Iron Lady turns bronze ... Thatcher statue to take up her plinth in Parliament Square
SHE was the Iron Lady, but Margaret Thatcher has been immortalised in bronze in a new statue – and she won’t be carrying her handbag.
Instead, she will wear her Order of the Garter regalia, a first glimpse of the statue reveals.
Last year it was reported that Baroness Thatcher’s daughter Carol had objected strongly to the £300,000 statue because her mother is not carrying her trademark handbag.
Now a planning application for the 10ft statue, which would be placed on a stone plinth at the back of Parliament Square, has been lodged with Westminster City Council.

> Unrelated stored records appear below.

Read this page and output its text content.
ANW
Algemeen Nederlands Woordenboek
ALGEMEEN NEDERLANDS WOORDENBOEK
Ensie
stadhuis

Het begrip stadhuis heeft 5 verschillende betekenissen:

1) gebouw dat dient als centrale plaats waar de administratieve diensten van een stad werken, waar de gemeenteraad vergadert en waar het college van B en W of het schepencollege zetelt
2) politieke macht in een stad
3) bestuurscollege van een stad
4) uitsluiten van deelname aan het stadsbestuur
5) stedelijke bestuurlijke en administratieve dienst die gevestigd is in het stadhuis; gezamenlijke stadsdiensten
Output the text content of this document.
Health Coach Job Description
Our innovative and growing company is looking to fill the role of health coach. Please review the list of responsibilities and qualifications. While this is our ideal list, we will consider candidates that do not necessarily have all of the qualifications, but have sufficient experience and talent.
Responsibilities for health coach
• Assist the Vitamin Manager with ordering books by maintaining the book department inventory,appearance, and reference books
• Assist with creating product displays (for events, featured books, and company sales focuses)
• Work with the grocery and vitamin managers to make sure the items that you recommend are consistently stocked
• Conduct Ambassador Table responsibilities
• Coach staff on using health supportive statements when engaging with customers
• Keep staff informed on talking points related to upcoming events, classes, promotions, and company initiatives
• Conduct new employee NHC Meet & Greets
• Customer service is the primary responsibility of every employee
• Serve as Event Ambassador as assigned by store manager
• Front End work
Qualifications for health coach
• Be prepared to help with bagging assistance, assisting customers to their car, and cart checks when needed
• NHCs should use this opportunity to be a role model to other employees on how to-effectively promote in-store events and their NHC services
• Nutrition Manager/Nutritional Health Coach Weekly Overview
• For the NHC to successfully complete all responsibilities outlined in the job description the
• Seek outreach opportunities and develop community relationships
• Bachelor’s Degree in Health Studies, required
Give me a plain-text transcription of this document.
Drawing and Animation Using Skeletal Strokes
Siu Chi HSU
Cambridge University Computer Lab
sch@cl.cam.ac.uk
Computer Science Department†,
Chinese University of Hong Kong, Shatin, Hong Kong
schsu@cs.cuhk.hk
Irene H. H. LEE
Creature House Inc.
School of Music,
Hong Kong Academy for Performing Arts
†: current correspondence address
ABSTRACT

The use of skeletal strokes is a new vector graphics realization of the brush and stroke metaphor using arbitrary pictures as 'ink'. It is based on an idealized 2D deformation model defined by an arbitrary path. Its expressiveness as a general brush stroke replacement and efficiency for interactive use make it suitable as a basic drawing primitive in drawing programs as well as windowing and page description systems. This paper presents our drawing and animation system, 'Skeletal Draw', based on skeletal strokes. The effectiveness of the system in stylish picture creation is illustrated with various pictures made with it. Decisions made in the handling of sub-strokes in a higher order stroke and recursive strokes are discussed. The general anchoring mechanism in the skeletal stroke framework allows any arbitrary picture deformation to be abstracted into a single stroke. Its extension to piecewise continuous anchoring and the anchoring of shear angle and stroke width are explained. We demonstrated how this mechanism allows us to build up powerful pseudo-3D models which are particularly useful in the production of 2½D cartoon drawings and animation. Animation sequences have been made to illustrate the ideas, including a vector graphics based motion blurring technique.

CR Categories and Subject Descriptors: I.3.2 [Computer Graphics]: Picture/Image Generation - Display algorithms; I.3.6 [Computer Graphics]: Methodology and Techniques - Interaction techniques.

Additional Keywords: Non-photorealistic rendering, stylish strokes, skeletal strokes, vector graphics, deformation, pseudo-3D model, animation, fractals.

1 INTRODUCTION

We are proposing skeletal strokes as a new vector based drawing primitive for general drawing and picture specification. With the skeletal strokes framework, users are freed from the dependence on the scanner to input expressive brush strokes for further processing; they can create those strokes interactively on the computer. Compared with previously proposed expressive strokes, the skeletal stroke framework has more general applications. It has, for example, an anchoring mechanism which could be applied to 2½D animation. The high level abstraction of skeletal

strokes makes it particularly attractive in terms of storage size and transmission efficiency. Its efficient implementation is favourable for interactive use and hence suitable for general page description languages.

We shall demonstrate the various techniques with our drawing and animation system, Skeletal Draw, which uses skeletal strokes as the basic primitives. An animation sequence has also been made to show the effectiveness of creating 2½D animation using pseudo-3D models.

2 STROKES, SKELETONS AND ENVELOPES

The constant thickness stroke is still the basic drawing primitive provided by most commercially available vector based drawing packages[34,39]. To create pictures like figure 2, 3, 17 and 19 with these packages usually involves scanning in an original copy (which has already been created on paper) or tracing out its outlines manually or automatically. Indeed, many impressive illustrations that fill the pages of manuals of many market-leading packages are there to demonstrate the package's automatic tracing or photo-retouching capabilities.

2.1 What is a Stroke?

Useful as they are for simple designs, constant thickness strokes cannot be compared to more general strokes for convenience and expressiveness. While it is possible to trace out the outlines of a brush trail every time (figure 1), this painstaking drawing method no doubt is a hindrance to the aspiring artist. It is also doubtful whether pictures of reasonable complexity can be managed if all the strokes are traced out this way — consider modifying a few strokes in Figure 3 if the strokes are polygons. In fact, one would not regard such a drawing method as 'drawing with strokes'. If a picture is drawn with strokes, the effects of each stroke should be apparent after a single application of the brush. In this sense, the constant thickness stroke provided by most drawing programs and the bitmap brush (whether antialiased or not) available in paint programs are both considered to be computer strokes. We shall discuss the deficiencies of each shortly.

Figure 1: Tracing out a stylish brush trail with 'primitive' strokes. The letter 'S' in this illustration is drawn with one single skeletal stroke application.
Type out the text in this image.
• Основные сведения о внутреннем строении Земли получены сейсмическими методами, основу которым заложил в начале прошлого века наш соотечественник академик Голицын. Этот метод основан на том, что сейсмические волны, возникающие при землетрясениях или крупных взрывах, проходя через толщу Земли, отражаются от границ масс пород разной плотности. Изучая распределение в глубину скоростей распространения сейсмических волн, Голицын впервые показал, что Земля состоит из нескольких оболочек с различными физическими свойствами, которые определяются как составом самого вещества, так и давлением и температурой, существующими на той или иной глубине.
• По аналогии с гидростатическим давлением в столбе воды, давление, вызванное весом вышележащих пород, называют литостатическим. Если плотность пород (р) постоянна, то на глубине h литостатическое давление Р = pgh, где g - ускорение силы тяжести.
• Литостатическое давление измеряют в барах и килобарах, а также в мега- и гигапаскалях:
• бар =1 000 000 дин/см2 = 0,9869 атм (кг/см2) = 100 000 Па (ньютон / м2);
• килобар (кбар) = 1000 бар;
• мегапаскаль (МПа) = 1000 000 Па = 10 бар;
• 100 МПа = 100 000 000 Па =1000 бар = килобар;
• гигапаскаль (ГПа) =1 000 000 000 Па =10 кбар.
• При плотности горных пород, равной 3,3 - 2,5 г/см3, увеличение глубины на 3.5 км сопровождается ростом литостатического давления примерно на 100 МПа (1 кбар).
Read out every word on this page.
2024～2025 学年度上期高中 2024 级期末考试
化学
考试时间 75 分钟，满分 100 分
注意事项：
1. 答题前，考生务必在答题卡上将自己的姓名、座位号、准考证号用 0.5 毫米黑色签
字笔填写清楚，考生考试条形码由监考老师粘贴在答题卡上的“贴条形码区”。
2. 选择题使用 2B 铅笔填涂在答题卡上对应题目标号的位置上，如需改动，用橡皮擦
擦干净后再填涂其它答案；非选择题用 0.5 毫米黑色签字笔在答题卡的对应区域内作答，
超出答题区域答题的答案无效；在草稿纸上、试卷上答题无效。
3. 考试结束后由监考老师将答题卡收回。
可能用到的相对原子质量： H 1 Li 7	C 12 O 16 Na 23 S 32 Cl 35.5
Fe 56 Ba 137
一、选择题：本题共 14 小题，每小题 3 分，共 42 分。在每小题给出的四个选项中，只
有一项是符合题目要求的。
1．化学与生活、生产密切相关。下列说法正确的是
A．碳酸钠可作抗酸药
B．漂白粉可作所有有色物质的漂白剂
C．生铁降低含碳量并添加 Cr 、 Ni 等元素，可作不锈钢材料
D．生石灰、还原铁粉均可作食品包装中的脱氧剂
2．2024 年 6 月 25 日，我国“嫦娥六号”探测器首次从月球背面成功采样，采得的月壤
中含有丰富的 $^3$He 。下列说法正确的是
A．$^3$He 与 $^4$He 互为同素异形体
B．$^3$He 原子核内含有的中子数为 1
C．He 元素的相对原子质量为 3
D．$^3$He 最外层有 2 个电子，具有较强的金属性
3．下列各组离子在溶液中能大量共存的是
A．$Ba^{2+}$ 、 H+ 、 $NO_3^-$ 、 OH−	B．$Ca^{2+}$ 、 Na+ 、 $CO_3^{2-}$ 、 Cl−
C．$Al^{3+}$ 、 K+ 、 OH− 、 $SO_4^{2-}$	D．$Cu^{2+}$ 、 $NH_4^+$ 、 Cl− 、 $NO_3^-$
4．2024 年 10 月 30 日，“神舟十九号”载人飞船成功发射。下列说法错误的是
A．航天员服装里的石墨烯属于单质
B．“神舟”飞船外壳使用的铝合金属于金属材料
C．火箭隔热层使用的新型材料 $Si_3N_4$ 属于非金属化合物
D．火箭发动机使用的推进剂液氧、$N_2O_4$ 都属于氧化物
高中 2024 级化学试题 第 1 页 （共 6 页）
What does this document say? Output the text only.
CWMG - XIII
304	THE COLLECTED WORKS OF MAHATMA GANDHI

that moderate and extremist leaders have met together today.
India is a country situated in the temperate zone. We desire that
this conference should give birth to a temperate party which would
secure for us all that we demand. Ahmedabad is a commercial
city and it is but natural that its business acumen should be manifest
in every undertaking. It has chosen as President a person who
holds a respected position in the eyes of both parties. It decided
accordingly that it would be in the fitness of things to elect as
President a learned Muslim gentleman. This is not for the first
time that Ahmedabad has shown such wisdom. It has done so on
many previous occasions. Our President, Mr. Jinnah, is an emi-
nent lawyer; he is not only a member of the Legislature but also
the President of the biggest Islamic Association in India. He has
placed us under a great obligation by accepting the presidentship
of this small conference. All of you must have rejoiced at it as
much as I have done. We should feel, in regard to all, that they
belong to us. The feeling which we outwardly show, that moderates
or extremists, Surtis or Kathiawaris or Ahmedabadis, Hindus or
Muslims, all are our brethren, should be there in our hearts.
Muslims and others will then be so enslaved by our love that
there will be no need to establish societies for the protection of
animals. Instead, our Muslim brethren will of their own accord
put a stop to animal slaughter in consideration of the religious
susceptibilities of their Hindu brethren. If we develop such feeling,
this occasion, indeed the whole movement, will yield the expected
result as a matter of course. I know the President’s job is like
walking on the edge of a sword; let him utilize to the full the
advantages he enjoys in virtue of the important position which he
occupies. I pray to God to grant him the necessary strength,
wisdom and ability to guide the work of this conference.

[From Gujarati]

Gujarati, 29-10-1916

According to a planning document, the statue shows Baroness Thatcher ‘in her most dignified attire’. It says: ‘She has a resolute posture looking towards the Parliament with a stern gaze slight rightward akin to her political leanings.’
The statue of Britain’s longest serving post-war premier, who died in 2013, was commissioned by the Public Memorials Appeal and has been made by London-based sculptor Douglas Jennings.
Tom Crum, of architects Fine Architecture, which has submitted the plans, defended the work, saying that the Parliament Square statue of Churchill ‘does not have his cigar and only one of the existing statues of Lady Thatcher has a handbag’.